My understanding—and I will leave it to the Minister to make sure that we are properly informed and updated—is that Libor is no longer a valid benchmark, not only in the UK but now in the United States; that even the period in which synthetic Libor existed has now come to a close; and that the translation of outstanding contracts which had embedded in them the Libor benchmark to the new benchmarks has been overwhelmingly successful. I think we were all afraid that there might be some orphans left out there, where you could not contact one party or the other and therefore it was very difficult to make the legal changes necessary for the contracts to remain in place but attached to new benchmarks. My understanding is that that process has gone very well; I am sure the Minister will update us. Of course, in the UK now we have all migrated to the sterling overnight index average, known as SONIA.

That has been a successful process, but I want to pick up another point to which the noble Lord, Lord James, was directing us. I am not going to describe the mechanisms for Libor because everybody in this Room understands how that process worked. There was a panel of banks which submitted every day to the British Bankers’ Association their assessment of what it would cost them to borrow from other banks, in five major currencies and over lending periods of different durations. What concerned me, and I think many of us, was that that system, which relied on trust and was not transparent, was corrupted.
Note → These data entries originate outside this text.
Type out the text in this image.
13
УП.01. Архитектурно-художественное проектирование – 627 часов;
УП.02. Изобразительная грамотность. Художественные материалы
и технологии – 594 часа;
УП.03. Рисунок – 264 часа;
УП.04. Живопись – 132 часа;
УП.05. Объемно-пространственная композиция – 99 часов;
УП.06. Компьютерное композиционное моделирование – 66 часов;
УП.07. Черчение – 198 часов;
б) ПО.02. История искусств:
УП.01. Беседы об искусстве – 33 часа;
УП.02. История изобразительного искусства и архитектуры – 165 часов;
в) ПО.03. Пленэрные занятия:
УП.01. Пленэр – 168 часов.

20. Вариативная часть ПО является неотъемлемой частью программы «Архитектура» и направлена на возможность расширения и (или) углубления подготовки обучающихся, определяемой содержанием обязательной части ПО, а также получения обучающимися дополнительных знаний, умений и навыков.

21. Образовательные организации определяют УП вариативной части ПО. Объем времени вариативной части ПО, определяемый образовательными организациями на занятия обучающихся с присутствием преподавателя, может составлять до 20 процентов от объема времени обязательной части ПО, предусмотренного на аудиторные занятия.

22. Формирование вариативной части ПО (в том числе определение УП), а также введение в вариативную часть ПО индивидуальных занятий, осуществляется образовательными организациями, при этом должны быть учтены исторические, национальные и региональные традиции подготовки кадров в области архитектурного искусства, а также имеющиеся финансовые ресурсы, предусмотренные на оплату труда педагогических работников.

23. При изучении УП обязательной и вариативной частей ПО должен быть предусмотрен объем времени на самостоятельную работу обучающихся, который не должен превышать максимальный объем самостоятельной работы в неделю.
For at least 10 years, the major players on those panels adapted their submissions to the British Bankers’ Association to suit their own target profitability, the bonuses of the traders who were informing the submissions to the benchmark and, frankly, the bonuses of senior management.

Not only was this extensive practice but it was completely open. When I was on the Parliamentary Commission on Banking Standards, we heard from quite a number of people about how, on the trading floors, a trader would shout quite openly, “I need a Libor submission set at this level because it will let me close this deal” or “so I get across my bonus benchmark”, or, “We need to do it as a favour to so-and-so at bank X”, or whatever else.

It was standard that Libor was a manipulated number and not a genuine estimate of what it would cost one bank to borrow from another, to the extent that in 2007 and 2008, when we had the financial crisis, the Bank of England, not for any purposes of self-reward but to try to stabilise the economy, contacted the chief executives of the major panel players as they made their Libor submissions and asked them to lowball the number to try to minimise panic in the market. This corruption and manipulation of the process was exposed by American journalists, who passed information to the US supervisors, who turned around and put pressure on the regulators in the UK, which led finally to an FCA report and essentially to the public acknowledgement that this system had completely failed to operate with integrity, probably for a period of at least 10 years.

I have a question for the Minister. We never bottomed out how great the impact of that manipulation was. To give noble Lords an idea of why I am concerned about that number, I have done a back-of-an-envelope calculation. According to figures provided to us by the Library, outstanding loans where the interest rate was based on Libor on any one day approximated $400 trillion. That is the daily outstanding block of loans for which Libor established the interest rate. That would have been a combination of variable-rate loans, which would have been Libor plus a spread, depending on the risk of the borrower—Libor plus 10 basis points, or perhaps 125 basis points for a riskier company—but also fixed-rate loans, because they were a Libor loan with a derivative with an interest rate swap sitting on top. Even fixed-rate loans attached themselves to the number established as the Libor benchmark.

If every day for a year—banks work in 360-day years—Libor manipulation increased the cost of borrowing by one basis point, the collective cost to borrowers would have been an overpricing of $40 billion on any one day. If that is extrapolated to every day for 10 years, we are talking about $144 trillion. This is without question the largest financial scandal ever. If one looks at those funds as being stolen, because the loans were deliberately improperly priced, we are talking about a scandal well in excess of all financial corruption of all kinds over the same period. We have never bottomed out that number. I wonder whether the Minister has a number that would give us an idea of what the theft from borrowers, which is what it was, amounted to.

The noble Lord, Lord James, is right that when the various regulators and enforcement authorities looked to hold someone accountable, they decided that our laws on fraud did not encompass misinforming or deliberately manipulating a benchmark. Therefore, almost nobody ended up paying any price for having participated in these schemes, nor did they lose the bonuses they had gained on the basis of the artificial profits that resulted from using them. As the noble Lord said, just one or two people ended up as scapegoats, usually for a fairly narrowly based conviction.

The damage done to London was extraordinary. London always relied on its reputation for integrity; “My word is my bond” was meant to be an underlying principle. It underpinned the whole notion of light-touch regulation and the beginning, in a sense, of the loss of our standing in financial services is very much linked to the whole Libor-era scandal. I am glad that Libor is behind us but incredibly sad that it happened this way. I understand that there have also been market changes that make things such as Libor less relevant, because there really was not enough depth in the interbank market to make the system—even if you operated it fairly and truthfully—particularly efficient. The move in our case to SONIA makes a great sense, for example, so I am glad that period is behind us.

However, as we look at legislation coming through Parliament that moves to much greater financial regulation, it is now important that we understand why Libor went so wrong, why regulators did not act and how weakened regulation could encourage a repeat of similar behaviour. When we get to the Financial Services and Markets Bill, I will particularly draw the Minister’s attention to the changes in the rules that are being introduced for black pools, which are basically exactly like the Libor panel clubs and in which people exchange information and carry out transactions. At present, those black pools are transparent because pre-trade transparency is a requirement under the European directives. That is about to be removed in the Financial Services and Markets Bill, which returns us to a construct like a Libor panel—one to be manipulated by major institutions.

I am extremely concerned that the lesson of transparency which the whole Libor scandal underpinned is now, in effect, being discarded as we move towards deregulation. Part of that is because we have never bottomed out the size of the damage done to borrowers, and it is about time that we had that number.